The images are dramatic yet ubiquitous, a part of the visual consciousness, codified for postcards, magazine spreads, posters, etc. Sigurðsson acknowledges and extenuates this aspect through making the outer images disjunctive. The compositions recur, slip and echo; it is as if we are viewing the very moment of the mechanization of image. The hand of the artist, of man, is made explicit.

Where the travelers on the Grand Tour choose to shut their blinds to the horror of the mountains, Sigurðsson offers a similar possibility. He presents an implicit invitation to choose and change the scene that greets us. It tempts a moral reading of hierarchy between the images but one that is left unresolved or incomplete. Through the repeated opening and closing of the work the absolute recedes; man is the fulcrum to meaning.

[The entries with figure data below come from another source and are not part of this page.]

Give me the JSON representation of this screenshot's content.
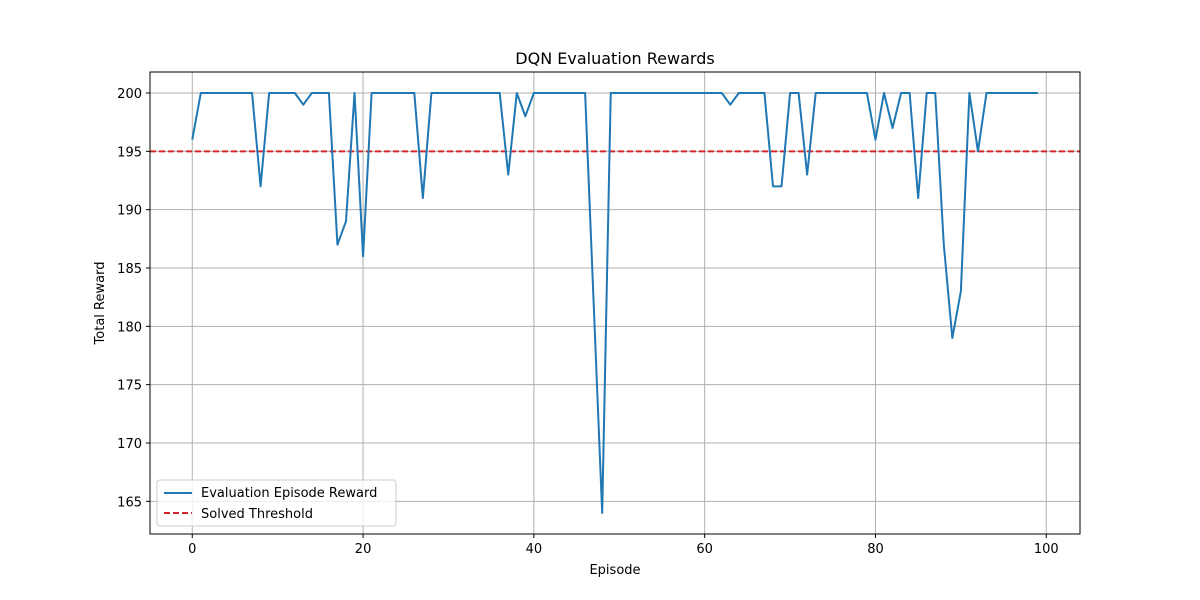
{
  "chart_data": {
    "type": "line",
    "title": "DQN Evaluation Rewards",
    "xlabel": "Episode",
    "ylabel": "Total Reward",
    "xlim": [
      -4.95,
      103.95
    ],
    "ylim": [
      162.2,
      201.8
    ],
    "x_ticks": [
      0,
      20,
      40,
      60,
      80,
      100
    ],
    "y_ticks": [
      165,
      170,
      175,
      180,
      185,
      190,
      195,
      200
    ],
    "grid": true,
    "legend_position": "lower-left",
    "series": [
      {
        "name": "Evaluation Episode Reward",
        "color": "#1f77b4",
        "style": "solid",
        "x": [
          0,
          1,
          2,
          3,
          4,
          5,
          6,
          7,
          8,
          9,
          10,
          11,
          12,
          13,
          14,
          15,
          16,
          17,
          18,
          19,
          20,
          21,
          22,
          23,
          24,
          25,
          26,
          27,
          28,
          29,
          30,
          31,
          32,
          33,
          34,
          35,
          36,
          37,
          38,
          39,
          40,
          41,
          42,
          43,
          44,
          45,
          46,
          47,
          48,
          49,
          50,
          51,
          52,
          53,
          54,
          55,
          56,
          57,
          58,
          59,
          60,
          61,
          62,
          63,
          64,
          65,
          66,
          67,
          68,
          69,
          70,
          71,
          72,
          73,
          74,
          75,
          76,
          77,
          78,
          79,
          80,
          81,
          82,
          83,
          84,
          85,
          86,
          87,
          88,
          89,
          90,
          91,
          92,
          93,
          94,
          95,
          96,
          97,
          98,
          99
        ],
        "values": [
          196,
          200,
          200,
          200,
          200,
          200,
          200,
          200,
          192,
          200,
          200,
          200,
          200,
          199,
          200,
          200,
          200,
          187,
          189,
          200,
          186,
          200,
          200,
          200,
          200,
          200,
          200,
          191,
          200,
          200,
          200,
          200,
          200,
          200,
          200,
          200,
          200,
          193,
          200,
          198,
          200,
          200,
          200,
          200,
          200,
          200,
          200,
          182,
          164,
          200,
          200,
          200,
          200,
          200,
          200,
          200,
          200,
          200,
          200,
          200,
          200,
          200,
          200,
          199,
          200,
          200,
          200,
          200,
          192,
          192,
          200,
          200,
          193,
          200,
          200,
          200,
          200,
          200,
          200,
          200,
          196,
          200,
          197,
          200,
          200,
          191,
          200,
          200,
          187,
          179,
          183,
          200,
          195,
          200,
          200,
          200,
          200,
          200,
          200,
          200
        ]
      },
      {
        "name": "Solved Threshold",
        "color": "#d62728",
        "style": "dashed",
        "y": 195
      }
    ]
  }
}
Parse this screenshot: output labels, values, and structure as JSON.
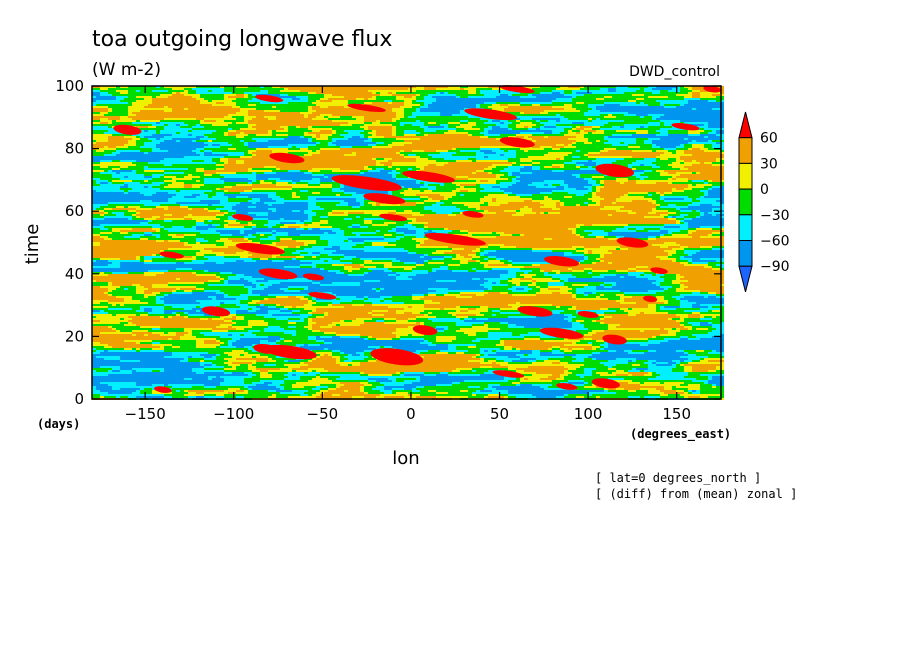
{
  "chart_data": {
    "type": "heatmap",
    "title": "toa outgoing longwave flux",
    "subtitle": "(W m-2)",
    "dataset_label": "DWD_control",
    "xlabel": "lon",
    "x_unit": "(degrees_east)",
    "ylabel": "time",
    "y_unit": "(days)",
    "xlim": [
      -180,
      175
    ],
    "ylim": [
      0,
      100
    ],
    "x_ticks": [
      -150,
      -100,
      -50,
      0,
      50,
      100,
      150
    ],
    "x_tick_labels": [
      "−150",
      "−100",
      "−50",
      "0",
      "50",
      "100",
      "150"
    ],
    "y_ticks": [
      0,
      20,
      40,
      60,
      80,
      100
    ],
    "y_tick_labels": [
      "0",
      "20",
      "40",
      "60",
      "80",
      "100"
    ],
    "colorbar": {
      "levels": [
        -90,
        -60,
        -30,
        0,
        30,
        60
      ],
      "level_labels": [
        "−90",
        "−60",
        "−30",
        "0",
        "30",
        "60"
      ],
      "colors": [
        "#1e64ff",
        "#0096f0",
        "#00f0ff",
        "#00dc00",
        "#f0f000",
        "#f0a000",
        "#ff0000"
      ]
    },
    "annotations": [
      "[ lat=0 degrees_north ]",
      "[ (diff) from (mean) zonal ]"
    ],
    "red_patches": [
      {
        "lon": -68,
        "time": 15,
        "w": 30,
        "h": 4
      },
      {
        "lon": -82,
        "time": 16,
        "w": 14,
        "h": 3
      },
      {
        "lon": -8,
        "time": 13.5,
        "w": 30,
        "h": 5
      },
      {
        "lon": 110,
        "time": 5,
        "w": 16,
        "h": 3
      },
      {
        "lon": 88,
        "time": 4,
        "w": 12,
        "h": 2
      },
      {
        "lon": 55,
        "time": 8,
        "w": 18,
        "h": 2
      },
      {
        "lon": -140,
        "time": 3,
        "w": 10,
        "h": 2
      },
      {
        "lon": 85,
        "time": 21,
        "w": 25,
        "h": 3
      },
      {
        "lon": 115,
        "time": 19,
        "w": 14,
        "h": 3
      },
      {
        "lon": 8,
        "time": 22,
        "w": 14,
        "h": 3
      },
      {
        "lon": -110,
        "time": 28,
        "w": 16,
        "h": 3
      },
      {
        "lon": 70,
        "time": 28,
        "w": 20,
        "h": 3
      },
      {
        "lon": 100,
        "time": 27,
        "w": 12,
        "h": 2
      },
      {
        "lon": -50,
        "time": 33,
        "w": 16,
        "h": 2
      },
      {
        "lon": 135,
        "time": 32,
        "w": 8,
        "h": 2
      },
      {
        "lon": -75,
        "time": 40,
        "w": 22,
        "h": 3
      },
      {
        "lon": -55,
        "time": 39,
        "w": 12,
        "h": 2
      },
      {
        "lon": 85,
        "time": 44,
        "w": 20,
        "h": 3
      },
      {
        "lon": 140,
        "time": 41,
        "w": 10,
        "h": 2
      },
      {
        "lon": -85,
        "time": 48,
        "w": 28,
        "h": 3
      },
      {
        "lon": -135,
        "time": 46,
        "w": 14,
        "h": 2
      },
      {
        "lon": 25,
        "time": 51,
        "w": 35,
        "h": 3
      },
      {
        "lon": 125,
        "time": 50,
        "w": 18,
        "h": 3
      },
      {
        "lon": -10,
        "time": 58,
        "w": 16,
        "h": 2
      },
      {
        "lon": 35,
        "time": 59,
        "w": 12,
        "h": 2
      },
      {
        "lon": -95,
        "time": 58,
        "w": 12,
        "h": 2
      },
      {
        "lon": -25,
        "time": 69,
        "w": 40,
        "h": 4
      },
      {
        "lon": -15,
        "time": 64,
        "w": 24,
        "h": 3
      },
      {
        "lon": 10,
        "time": 71,
        "w": 30,
        "h": 3
      },
      {
        "lon": 115,
        "time": 73,
        "w": 22,
        "h": 4
      },
      {
        "lon": -70,
        "time": 77,
        "w": 20,
        "h": 3
      },
      {
        "lon": 60,
        "time": 82,
        "w": 20,
        "h": 3
      },
      {
        "lon": -160,
        "time": 86,
        "w": 16,
        "h": 3
      },
      {
        "lon": 45,
        "time": 91,
        "w": 30,
        "h": 3
      },
      {
        "lon": -25,
        "time": 93,
        "w": 22,
        "h": 2
      },
      {
        "lon": -80,
        "time": 96,
        "w": 16,
        "h": 2
      },
      {
        "lon": 155,
        "time": 87,
        "w": 16,
        "h": 2
      },
      {
        "lon": 60,
        "time": 99,
        "w": 20,
        "h": 2
      },
      {
        "lon": 170,
        "time": 99,
        "w": 10,
        "h": 2
      }
    ]
  }
}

As beautiful as the images are we understand them as cultural objects, it is just as Protagoras, the ancient Greek philosopher, observed, "Man is the measure of all things”.

Gavin Morrison



HRAFNKELL SIGURDSSON
7 x 7
video

The video 7x7 (2008) is based on material shot outdoors in the east highland of Iceland. Sigurdsson organized a performance of forty-nine men, dressed in orange work overalls with hoods on, standing in a grid in the winter landscape. A simple synchronized choreography with the group shifting the body weight from one foot to the next is sustained by a rhythmical soundtrack by Steingrimur E. Gudmundsson. It progresses from the ambient sound of stamping in the snow to a digital beat. For the most part the camera is positioned in the midst of a group, displaying close-ups of the backs of the moving men. The orange attire fills the screen so that there is little or no figurative image to hold on to. Occasionally there is a wide crane shot displaying the whole scene. Still, the viewer never sees the individual performers; this anonymous mass of men is only seen from behind. The work emerges out of a local discourse on the largest construction project in the history of Iceland, a hydro electric power plant that required hundreds of foreign guest workers to stay in the barren highland for extended periods of time. The overly futile, yet strictly organized ritual, reflects a shift in man’s relationship to nature. The solitary experience of the romantic individual, a classic subject in art history, is replaced by the impassiveness of the homogeneous group. The work has been displayed in different ways, always on a large-scale projection but with different mirroring devices in the space, so that the image is multiplied.